Good news for my fellow Angelenos and rockers of goodwill everywhere with access to its web feed: despite idiotic Federal Communications Commission regs that counted Clear Channel's ad sales responsibilities for the station as tantamount to ownership, pushing Clear Channel over its legal ownership limit for L.A., and thus almost killing it, it appears that L.A.'s Indie 103.1, the best commercial radio station I've heard in all my born days, won't be going away at the end of the month.
This happy news reminded me of one of my happiest moments of many listening to the station (random sampling of stuff heard in the past week from DJs ranging from Dickie Barrett to Rob Zombie to Steve Jones: Ray Stevens' "The Streak," John Cale's "Mr. Wilson," Mott the Hoople's "Drivin Sister," the Cramps' "Route 66," Dionne Warwick's "Say a Little Prayer," The Cure's "Jumping Someone Else's Train," Beach Boys' "You're So Good to Me," Jimmy Buffett's "Pirate Looks at Forty," Buzzcocks' "I Believe," Replacements' "Kiss Me on The Bus," Stooges' "Raw Power," and that's not to mention any of the at least twice daily doses of X, Ramones, the Clash, and all the mostly great new stuff in medium rotation from The Gorillaz, Stereophonics, Ben Lee, Kings of Leon, Arcade Fire, Social Distortion, Kaiser Chiefs, Futureheads, fresh mash-ups daily, and lots more–even as I type, a "Whole Lotta Love"/"Drop It's Like It's Hot" amalgam is amusing me), when former Sex Pistol Steve Jones had as a guest for a full hour on his show none other than Peter Frampton.

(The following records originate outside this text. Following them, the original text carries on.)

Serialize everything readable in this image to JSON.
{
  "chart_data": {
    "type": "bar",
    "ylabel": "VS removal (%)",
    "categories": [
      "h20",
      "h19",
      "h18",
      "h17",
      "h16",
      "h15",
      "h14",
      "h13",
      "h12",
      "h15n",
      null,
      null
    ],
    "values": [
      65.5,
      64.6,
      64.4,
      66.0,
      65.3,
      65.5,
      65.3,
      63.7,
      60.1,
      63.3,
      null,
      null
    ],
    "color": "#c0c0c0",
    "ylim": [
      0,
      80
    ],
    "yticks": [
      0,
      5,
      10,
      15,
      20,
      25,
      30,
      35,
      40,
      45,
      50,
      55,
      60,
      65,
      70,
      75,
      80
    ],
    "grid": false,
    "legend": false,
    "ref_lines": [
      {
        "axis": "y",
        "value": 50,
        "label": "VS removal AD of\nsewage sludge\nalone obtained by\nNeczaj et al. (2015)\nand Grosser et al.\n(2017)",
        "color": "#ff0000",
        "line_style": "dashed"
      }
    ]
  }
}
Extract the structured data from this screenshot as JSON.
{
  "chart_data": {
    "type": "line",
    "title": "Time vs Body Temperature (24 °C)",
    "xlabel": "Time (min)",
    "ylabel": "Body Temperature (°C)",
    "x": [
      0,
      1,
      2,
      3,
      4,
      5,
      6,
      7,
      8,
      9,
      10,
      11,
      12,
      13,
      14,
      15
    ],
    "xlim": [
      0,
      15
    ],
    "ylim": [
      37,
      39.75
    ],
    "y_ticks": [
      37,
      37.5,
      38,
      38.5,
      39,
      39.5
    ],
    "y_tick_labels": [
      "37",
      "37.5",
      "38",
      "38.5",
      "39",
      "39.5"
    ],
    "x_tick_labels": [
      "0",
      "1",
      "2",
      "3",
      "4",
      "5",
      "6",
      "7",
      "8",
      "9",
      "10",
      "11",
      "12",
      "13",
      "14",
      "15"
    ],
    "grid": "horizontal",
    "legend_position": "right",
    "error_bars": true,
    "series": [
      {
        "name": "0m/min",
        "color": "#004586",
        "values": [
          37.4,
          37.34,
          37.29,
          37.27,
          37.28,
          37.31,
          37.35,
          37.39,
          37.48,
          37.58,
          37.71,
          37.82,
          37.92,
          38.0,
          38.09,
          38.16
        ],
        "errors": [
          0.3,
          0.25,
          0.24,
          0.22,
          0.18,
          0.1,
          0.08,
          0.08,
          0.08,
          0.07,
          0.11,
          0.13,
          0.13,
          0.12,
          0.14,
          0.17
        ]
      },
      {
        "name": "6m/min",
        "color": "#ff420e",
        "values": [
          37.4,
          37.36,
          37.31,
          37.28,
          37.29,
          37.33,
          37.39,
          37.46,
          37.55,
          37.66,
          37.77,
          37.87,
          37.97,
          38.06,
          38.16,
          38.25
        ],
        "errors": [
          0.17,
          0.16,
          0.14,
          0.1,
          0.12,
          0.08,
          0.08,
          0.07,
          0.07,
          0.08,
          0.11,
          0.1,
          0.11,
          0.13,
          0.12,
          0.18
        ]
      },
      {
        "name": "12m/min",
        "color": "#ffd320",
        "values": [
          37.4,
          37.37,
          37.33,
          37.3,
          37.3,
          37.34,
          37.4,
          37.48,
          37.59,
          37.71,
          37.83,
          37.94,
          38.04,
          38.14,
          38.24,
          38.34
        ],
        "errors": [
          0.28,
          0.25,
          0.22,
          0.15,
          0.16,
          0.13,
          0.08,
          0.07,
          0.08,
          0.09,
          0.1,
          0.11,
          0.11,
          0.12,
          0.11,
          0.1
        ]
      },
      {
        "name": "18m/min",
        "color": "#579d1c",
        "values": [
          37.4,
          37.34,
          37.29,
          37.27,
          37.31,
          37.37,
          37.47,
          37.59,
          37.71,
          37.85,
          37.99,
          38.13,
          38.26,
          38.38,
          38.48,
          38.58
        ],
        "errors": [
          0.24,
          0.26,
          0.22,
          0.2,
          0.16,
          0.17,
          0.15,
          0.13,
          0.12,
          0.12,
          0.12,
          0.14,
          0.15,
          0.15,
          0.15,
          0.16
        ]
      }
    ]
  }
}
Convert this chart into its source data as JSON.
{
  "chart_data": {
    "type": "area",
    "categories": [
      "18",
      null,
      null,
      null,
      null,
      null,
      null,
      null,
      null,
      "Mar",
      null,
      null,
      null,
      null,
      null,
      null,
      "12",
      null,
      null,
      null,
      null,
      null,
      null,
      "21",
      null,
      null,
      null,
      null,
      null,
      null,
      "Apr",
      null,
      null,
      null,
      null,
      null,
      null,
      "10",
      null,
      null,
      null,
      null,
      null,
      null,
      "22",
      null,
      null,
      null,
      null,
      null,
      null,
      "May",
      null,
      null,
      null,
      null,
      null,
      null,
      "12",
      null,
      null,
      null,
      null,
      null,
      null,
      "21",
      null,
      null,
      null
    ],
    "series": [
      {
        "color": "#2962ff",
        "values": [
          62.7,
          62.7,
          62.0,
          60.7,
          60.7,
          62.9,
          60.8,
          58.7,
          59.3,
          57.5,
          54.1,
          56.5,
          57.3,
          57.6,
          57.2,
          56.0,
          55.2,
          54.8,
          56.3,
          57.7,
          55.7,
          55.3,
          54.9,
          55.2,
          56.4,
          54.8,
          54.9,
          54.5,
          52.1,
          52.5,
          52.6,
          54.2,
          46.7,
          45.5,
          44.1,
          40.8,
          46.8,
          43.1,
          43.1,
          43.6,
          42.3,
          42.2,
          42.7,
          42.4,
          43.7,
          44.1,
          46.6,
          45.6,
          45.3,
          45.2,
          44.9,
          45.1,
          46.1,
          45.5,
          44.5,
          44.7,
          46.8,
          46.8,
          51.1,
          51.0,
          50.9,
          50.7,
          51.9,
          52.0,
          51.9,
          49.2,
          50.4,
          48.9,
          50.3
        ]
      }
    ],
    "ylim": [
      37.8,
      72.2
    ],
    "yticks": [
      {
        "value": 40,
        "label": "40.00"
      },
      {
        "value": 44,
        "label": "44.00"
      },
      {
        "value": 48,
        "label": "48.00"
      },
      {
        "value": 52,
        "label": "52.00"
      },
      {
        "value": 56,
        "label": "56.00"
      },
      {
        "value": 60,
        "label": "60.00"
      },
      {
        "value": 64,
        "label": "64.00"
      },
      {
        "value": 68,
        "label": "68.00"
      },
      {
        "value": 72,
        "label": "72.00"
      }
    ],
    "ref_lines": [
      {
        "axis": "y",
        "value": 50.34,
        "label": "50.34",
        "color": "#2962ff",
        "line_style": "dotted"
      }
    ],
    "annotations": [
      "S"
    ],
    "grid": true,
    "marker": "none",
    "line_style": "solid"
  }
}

Were one to try to make pop music history into a war–as many critics like to do–one could not come up with a more perfect and total Enemy for the Pistols than Peter Frampton, who dominated 1976 (the year the Pistols recorded and released their first single) with his, so the story goes, teeny-bopper poster-hanging wimpy overly polished forgettable crap, the epitome of the spavined, weak pop the Pistols were supposed to be in ideological and sonic revolt against.
As an enthusiastic fan of music from the Cowsills to the Swans, from Bob Dylan to Public Enemy, I've never liked narratives that tried to limit the range of popular music that was considered acceptable, respectable, canonical, worthwhile. I like amusing and crazy and catchy and warming and heated and smart and stupid tunes of all varieties, and it made me smile to hear the punker and the teen idol hanging out like a pair of daft old friendly British blokes who liked playing the guitar and loved pop music (as evidenced by his DJ choices, Jonesy the Pistol still loves the ska, bubblegum, glam, and pub rock he grew up on more than the punk rock that followed in his wake) singing together on an impromptu strummed "Show Me the Way" cover and laughing at Jonesy's suggestion that he could have used one of Frampton's talk boxes in the Pistols day to vomit into, and then hit a big chord and propel the vomit into the crowd.
It was fun, and funny, and unwittingly ecumenical and open-hearted and reminded me of the sportsmanlike way simply human enthusiasms and affections can outweigh the most fervant us v. them ideological warfare that it amuses people to generate out of any old thing. I got a similar reaction that same week seeing a screening of Return Engagement, a documentary from 1983 about a dual debate/lecture tour by Timothy Leary and Gordon Liddy, a man who once arrested him.
Something sweet there is about seeing people not let themselves be trapped into enmity by social game rules and expectations, and the lure of watching an amusing and warm chumminess grow and dissolve the barriers between the two men, on opposite sides of a moment in history, but united by wide libertarian streaks (yes, even in the sometimes authority- and duty-worshipping Liddy), the bond of understanding and character between ex-jailbirds, and a winning cussedness and independence.